Executives find obstacles in Iran
By Guy Dinmore in Tehran
Financial Times (London)
June 27, 2000
Marmalade and cornflakes. Finding them in Iran, quipped the leader of
a British trade delegation, is the main challenge facing the foreign investor.
But beneath the diplomatic bonhomie of an after-dinner speech by Sir
Jeremy Hanley, chairman of the British-Iranian Chamber of Commerce, the
tough message being delivered this week by visiting executives is that
Iran may have great potential, but also a long way to go to attract significant
amounts of foreign investment.
John Hill, chairman of British Arab Commercial Bank and co-head of the
trade mission, said the delegation of 17 companies had so far found plenty
of goodwill. "But we feel they are not totally aware they are operating
in a global market and have to compete for foreign investment with many
emerging countries," he said. There is a spirit of change in Iran
but sooner rather than later they have to get their minds around a package
As Sir Jeremy pointed out, the pressures on Iran to open up are unavoidable.
About 50 per cent of the 62m-strong population is under 20 and the country
needs to create 800,000 new jobs a year. Unemployment is more than 15
Steve Kesler, executive director of Billiton, said the mining sector
seemed to be reforming quicker than others but a constitutional ban exists
on giving mineral concessions to foreign companies. Billiton is interested
in Iran's copper and zinc but does not know if it could hold a majority
stake in a joint venture, such as that it recently acquired in China.
"We are trying to make the government aware that the world has
many investment opportunities," he said.
Foreign businessmen resident in Tehran voice common complaints. These
include a punitive and inconsistent tax regime, difficulties with visas,
lack of copyright protection, a rigid labour law that discriminates against
employers, excessive bureaucracy and corruption.
Income tax is levied at more than 80 per cent and exit visas to leave
the country are not granted unless payments are up to date. Iranian economists
say trade and investment figures are unsurprisingly bad.
Last year, Iran attracted only $1.1bn (£720m) in direct foreign
investment, down 10 per cent from 1998. Non-oil exports in the first two
months of this year fell by a third.
Mr Hill describes British-Iranian trade as "bumbling along".
Last year, two-way trade fell 25 per cent to £281m, putting Britain
sixth on the ladder of Iran's trading partners within the European Union.
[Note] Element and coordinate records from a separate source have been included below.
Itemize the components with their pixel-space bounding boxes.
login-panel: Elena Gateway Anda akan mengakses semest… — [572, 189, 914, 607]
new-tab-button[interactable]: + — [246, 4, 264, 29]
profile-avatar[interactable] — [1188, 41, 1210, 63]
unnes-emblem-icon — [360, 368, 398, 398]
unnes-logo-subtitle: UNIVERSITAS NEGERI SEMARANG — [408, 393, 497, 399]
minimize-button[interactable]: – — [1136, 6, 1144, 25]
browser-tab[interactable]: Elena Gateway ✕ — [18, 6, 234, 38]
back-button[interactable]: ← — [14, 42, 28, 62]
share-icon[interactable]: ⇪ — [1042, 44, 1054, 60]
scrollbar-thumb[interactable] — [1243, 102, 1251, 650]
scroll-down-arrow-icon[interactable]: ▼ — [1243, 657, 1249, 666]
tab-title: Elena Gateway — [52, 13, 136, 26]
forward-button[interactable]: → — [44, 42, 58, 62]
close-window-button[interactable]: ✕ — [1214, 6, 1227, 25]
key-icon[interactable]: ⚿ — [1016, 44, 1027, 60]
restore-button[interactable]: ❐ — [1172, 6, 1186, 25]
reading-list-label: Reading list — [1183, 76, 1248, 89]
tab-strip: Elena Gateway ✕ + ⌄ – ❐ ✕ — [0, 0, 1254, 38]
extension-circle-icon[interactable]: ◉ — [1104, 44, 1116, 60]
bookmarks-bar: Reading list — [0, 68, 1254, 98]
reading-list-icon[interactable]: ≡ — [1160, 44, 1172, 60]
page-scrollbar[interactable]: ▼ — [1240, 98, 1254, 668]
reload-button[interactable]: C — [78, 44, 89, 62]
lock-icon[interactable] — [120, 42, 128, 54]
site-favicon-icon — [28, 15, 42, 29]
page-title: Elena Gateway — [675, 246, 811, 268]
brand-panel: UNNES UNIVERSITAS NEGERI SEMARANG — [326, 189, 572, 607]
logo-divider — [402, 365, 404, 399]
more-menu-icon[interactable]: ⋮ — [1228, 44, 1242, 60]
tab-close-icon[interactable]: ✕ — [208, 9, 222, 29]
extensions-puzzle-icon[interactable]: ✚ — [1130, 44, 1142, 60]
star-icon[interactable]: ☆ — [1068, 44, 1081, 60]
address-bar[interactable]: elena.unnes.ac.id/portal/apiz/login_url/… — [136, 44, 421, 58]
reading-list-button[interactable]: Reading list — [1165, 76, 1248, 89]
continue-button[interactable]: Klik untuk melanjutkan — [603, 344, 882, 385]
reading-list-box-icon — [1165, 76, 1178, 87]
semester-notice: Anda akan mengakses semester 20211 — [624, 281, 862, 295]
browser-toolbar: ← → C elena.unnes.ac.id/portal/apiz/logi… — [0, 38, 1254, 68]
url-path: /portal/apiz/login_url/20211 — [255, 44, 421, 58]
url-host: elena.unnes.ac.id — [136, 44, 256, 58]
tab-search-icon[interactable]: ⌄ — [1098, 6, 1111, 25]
Iran's own place in the world league table is also slipping, its dependence
on oil vulnerable to market changes. Recent statistics show Iran's world
ranking, according to the United Nations Human Development Index, was
97th in 1998, down from 78th in 1995. Progress in life expectancy and
literacy was offset by low incomes. Iran's own Welfare Organisation says
12m people live below the official poverty line.
The pro-reform administration of President Mohammad Khatami has launched
an ambitious five-year plan to confront Iran's economic malaise. But analysts
question whether his political opponents, with vested business interests,
or his own leftwing supporters are ready to do away with extensive subsidies.